W (ENTRANCE) ELEVATION: decorative cast-iron balusters and handrail to steps up to doorway; pilastered doorpiece; 6-panel timber door with plate glass fanlight; single windows to flanking bays.
4-pane timber sash and case windows. Grey slate piended roof; coped wallhead stack to N; corniced wallhead stack with corniced cans to S.
INTERIOR: not seen 1996.
BOUNDARY WALLS: painted coped boundary walls to street, with piers flanking; coped mutual rubble boundary walls with No 17 and No 21.

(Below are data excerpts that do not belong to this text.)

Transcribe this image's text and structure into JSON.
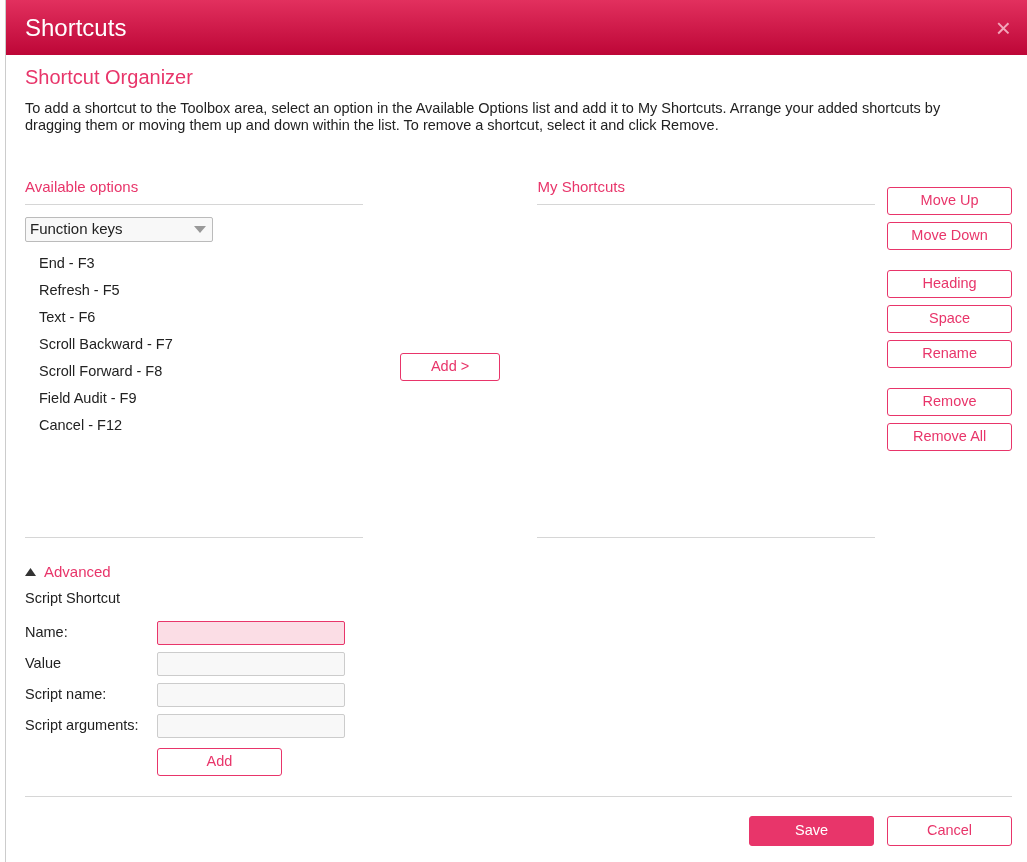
{
  "window": {
    "title": "Shortcuts",
    "close": "×"
  },
  "heading": "Shortcut Organizer",
  "description": "To add a shortcut to the Toolbox area, select an option in the Available Options list and add it to My Shortcuts. Arrange your added shortcuts by dragging them or moving them up and down within the list. To remove a shortcut, select it and click Remove.",
  "available": {
    "title": "Available options",
    "category": "Function keys",
    "items": [
      {
        "label": "End - F3",
        "selected": false
      },
      {
        "label": "Refresh - F5",
        "selected": false
      },
      {
        "label": "Text - F6",
        "selected": false
      },
      {
        "label": "Scroll Backward - F7",
        "selected": false
      },
      {
        "label": "Scroll Forward - F8",
        "selected": false
      },
      {
        "label": "Field Audit - F9",
        "selected": false
      },
      {
        "label": "Cancel - F12",
        "selected": false
      }
    ]
  },
  "add_button": "Add >",
  "my_shortcuts": {
    "title": "My Shortcuts"
  },
  "action_groups": [
    [
      "Move Up",
      "Move Down"
    ],
    [
      "Heading",
      "Space",
      "Rename"
    ],
    [
      "Remove",
      "Remove All"
    ]
  ],
  "advanced": {
    "label": "Advanced",
    "expanded": true,
    "section": "Script Shortcut",
    "fields": [
      {
        "label": "Name:",
        "invalid": true
      },
      {
        "label": "Value",
        "invalid": false
      },
      {
        "label": "Script name:",
        "invalid": false
      },
      {
        "label": "Script arguments:",
        "invalid": false
      }
    ],
    "add_button": "Add"
  },
  "footer": {
    "buttons": [
      {
        "label": "Save",
        "kind": "primary"
      },
      {
        "label": "Cancel",
        "kind": "secondary"
      }
    ]
  }
}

Dr Benjamin Bell of Hunthill, an eminent Edinburgh surgeon and farmer, speculated on the potential for development in the lands of Newington. In 1806, aware of the demand for countrified dwellings near the city, he advertised his intention to sell 58 plots of land within his 8.5 acres. On his death in the same year his son George Bell, also a surgeon, inherited the land and, in 1825, commissioned James Gillespie Graham to design a plan for new streets within the grounds of Newington House, bounded by the back garden walls of Minto Street, Salisbury Road, East Mayfield and Dalkeith Road. Feus were offered for sale and Blacket Place began to take shape, the houses possibly being built speculatively by one builder or building company. Security was an important feature of the development, with Gothic gates, the octagonal piers of which survive, locked at night and single storey lodges at the entrances from Minto Street and Dalkeith Road.